The researchers' use of GW makes the expansion much more rapidly convergent.

"We're pretty confident we got the approach right," he says. He now would like another group to independently verify this way of framing the task.

The researchers use a molecular dynamics code, VASP (Vienna Ab-initio Simulation Package) to model, for example, equations of state in high-energy-density matter. These equations of state depend on quantities like electrical conductivity. Calculating this requires detailed knowledge of the electronic structure - a perfect application for Faleev's work. The researchers hope to describe optical spectra, calculate total energy, and account for more than 10 atoms in a unit cell - at 100 times the current speed. Accelerating the code would facilitate modeling in other research areas at Sandia, such as simulating titanium dioxide used in surface science, or aiding research into carbon nanotubes that might be used in electronic or optical devices.

"To calculate absorption or optical spectra is a huge problem," Faleev says with anticipation. "To make it faster is a huge problem. To make it more accurate is a huge problem. To incorporate VASP is a huge problem." Van Schilfgaarde agrees. "It's quite an accomplishment to do it at all. It takes someone who is very strong in math, and a clever programmer. We spent easily five to six man-years between us to make it work.
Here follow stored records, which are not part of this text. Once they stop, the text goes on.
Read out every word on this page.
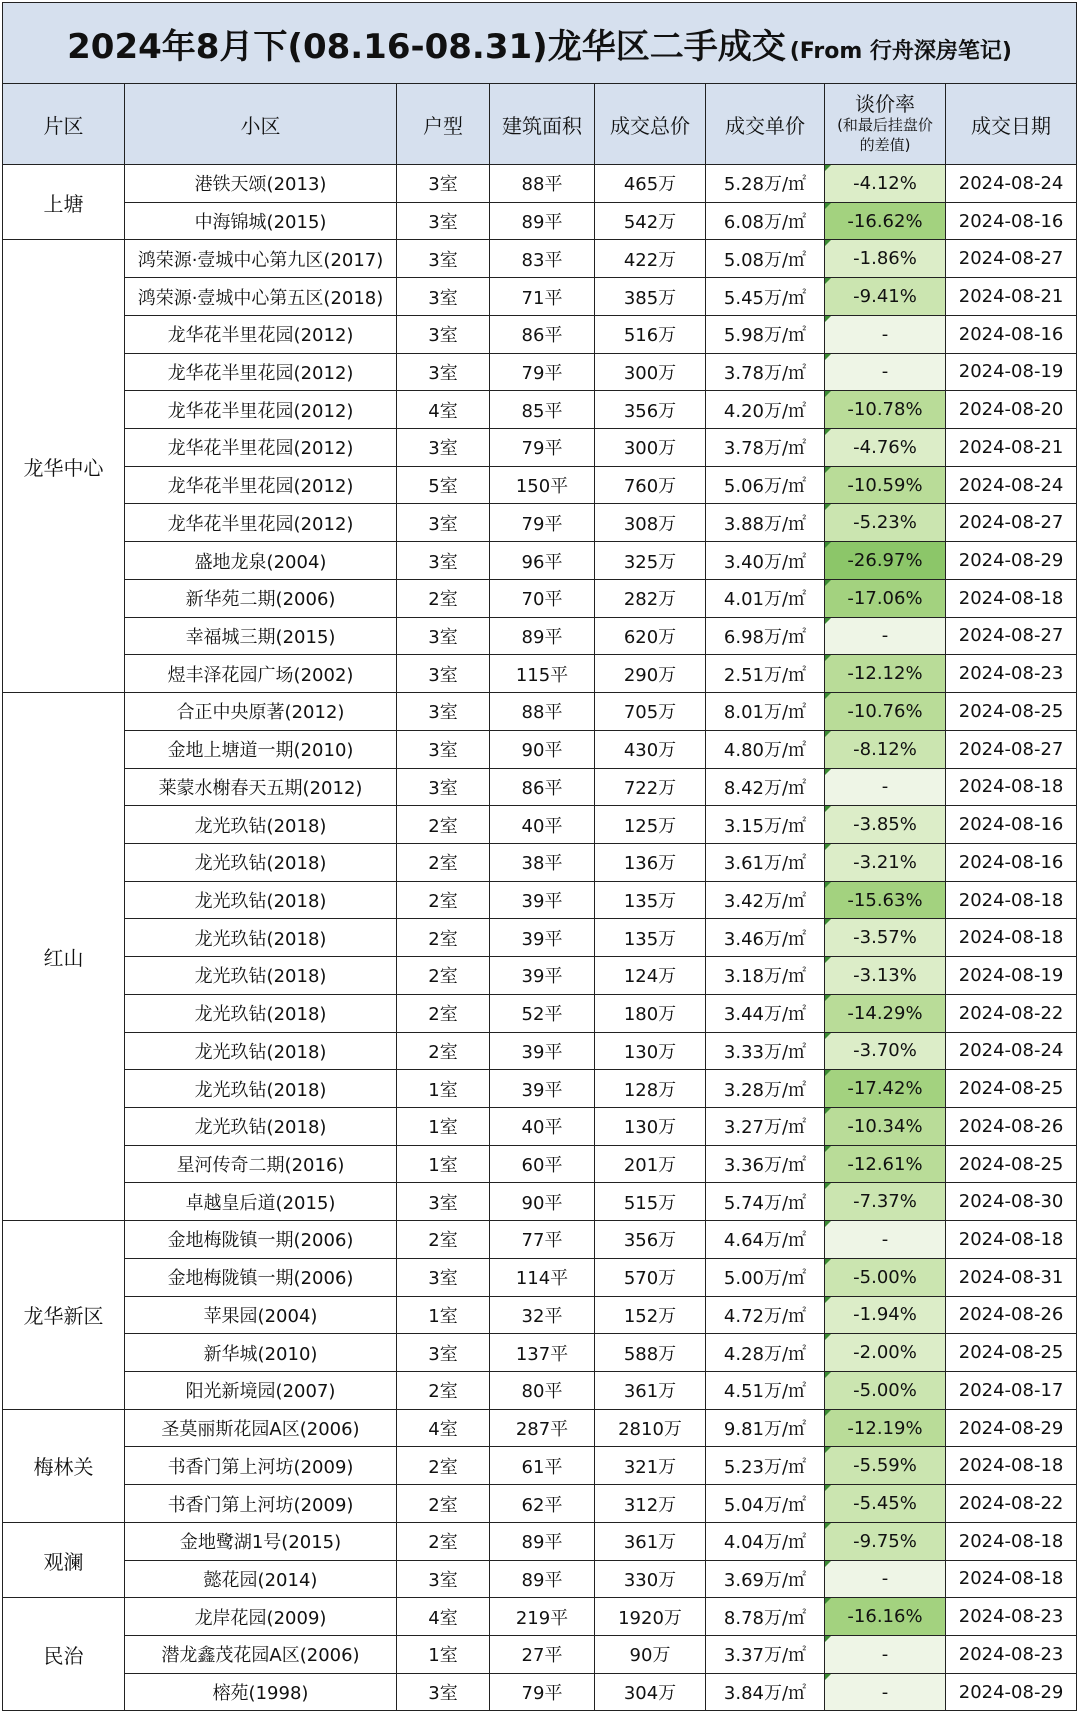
2024年8月下(08.16-08.31)龙华区二手成交 (From 行舟深房笔记)							
片区	小区	户型	建筑面积	成交总价	成交单价	谈价率
(和最后挂盘价
的差值)	成交日期
上塘	港铁天颂(2013)	3室	88平	465万	5.28万/㎡	-4.12%	2024-08-24
	中海锦城(2015)	3室	89平	542万	6.08万/㎡	-16.62%	2024-08-16
龙华中心	鸿荣源·壹城中心第九区(2017)	3室	83平	422万	5.08万/㎡	-1.86%	2024-08-27
	鸿荣源·壹城中心第五区(2018)	3室	71平	385万	5.45万/㎡	-9.41%	2024-08-21
	龙华花半里花园(2012)	3室	86平	516万	5.98万/㎡	-	2024-08-16
	龙华花半里花园(2012)	3室	79平	300万	3.78万/㎡	-	2024-08-19
	龙华花半里花园(2012)	4室	85平	356万	4.20万/㎡	-10.78%	2024-08-20
	龙华花半里花园(2012)	3室	79平	300万	3.78万/㎡	-4.76%	2024-08-21
	龙华花半里花园(2012)	5室	150平	760万	5.06万/㎡	-10.59%	2024-08-24
	龙华花半里花园(2012)	3室	79平	308万	3.88万/㎡	-5.23%	2024-08-27
	盛地龙泉(2004)	3室	96平	325万	3.40万/㎡	-26.97%	2024-08-29
	新华苑二期(2006)	2室	70平	282万	4.01万/㎡	-17.06%	2024-08-18
	幸福城三期(2015)	3室	89平	620万	6.98万/㎡	-	2024-08-27
	煜丰泽花园广场(2002)	3室	115平	290万	2.51万/㎡	-12.12%	2024-08-23
红山	合正中央原著(2012)	3室	88平	705万	8.01万/㎡	-10.76%	2024-08-25
	金地上塘道一期(2010)	3室	90平	430万	4.80万/㎡	-8.12%	2024-08-27
	莱蒙水榭春天五期(2012)	3室	86平	722万	8.42万/㎡	-	2024-08-18
	龙光玖钻(2018)	2室	40平	125万	3.15万/㎡	-3.85%	2024-08-16
	龙光玖钻(2018)	2室	38平	136万	3.61万/㎡	-3.21%	2024-08-16
	龙光玖钻(2018)	2室	39平	135万	3.42万/㎡	-15.63%	2024-08-18
	龙光玖钻(2018)	2室	39平	135万	3.46万/㎡	-3.57%	2024-08-18
	龙光玖钻(2018)	2室	39平	124万	3.18万/㎡	-3.13%	2024-08-19
	龙光玖钻(2018)	2室	52平	180万	3.44万/㎡	-14.29%	2024-08-22
	龙光玖钻(2018)	2室	39平	130万	3.33万/㎡	-3.70%	2024-08-24
	龙光玖钻(2018)	1室	39平	128万	3.28万/㎡	-17.42%	2024-08-25
	龙光玖钻(2018)	1室	40平	130万	3.27万/㎡	-10.34%	2024-08-26
	星河传奇二期(2016)	1室	60平	201万	3.36万/㎡	-12.61%	2024-08-25
	卓越皇后道(2015)	3室	90平	515万	5.74万/㎡	-7.37%	2024-08-30
龙华新区	金地梅陇镇一期(2006)	2室	77平	356万	4.64万/㎡	-	2024-08-18
	金地梅陇镇一期(2006)	3室	114平	570万	5.00万/㎡	-5.00%	2024-08-31
	苹果园(2004)	1室	32平	152万	4.72万/㎡	-1.94%	2024-08-26
	新华城(2010)	3室	137平	588万	4.28万/㎡	-2.00%	2024-08-25
	阳光新境园(2007)	2室	80平	361万	4.51万/㎡	-5.00%	2024-08-17
梅林关	圣莫丽斯花园A区(2006)	4室	287平	2810万	9.81万/㎡	-12.19%	2024-08-29
	书香门第上河坊(2009)	2室	61平	321万	5.23万/㎡	-5.59%	2024-08-18
	书香门第上河坊(2009)	2室	62平	312万	5.04万/㎡	-5.45%	2024-08-22
观澜	金地鹭湖1号(2015)	2室	89平	361万	4.04万/㎡	-9.75%	2024-08-18
	懿花园(2014)	3室	89平	330万	3.69万/㎡	-	2024-08-18
民治	龙岸花园(2009)	4室	219平	1920万	8.78万/㎡	-16.16%	2024-08-23
	潜龙鑫茂花园A区(2006)	1室	27平	90万	3.37万/㎡	-	2024-08-23
	榕苑(1998)	3室	79平	304万	3.84万/㎡	-	2024-08-29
"If we can get the approach right, we can have a theory that's universally accurate for anything we want - that's really pretty neat, just requiring knowledge of where the atoms are." Van Schilfgaarde believes the theory's advantage would be to offer true insight into material behavior. "It's kind of like adding night-vision goggles to soldiers working in the dark," he says. "Probably in 10 years," adds Sergey, "everyone will use this."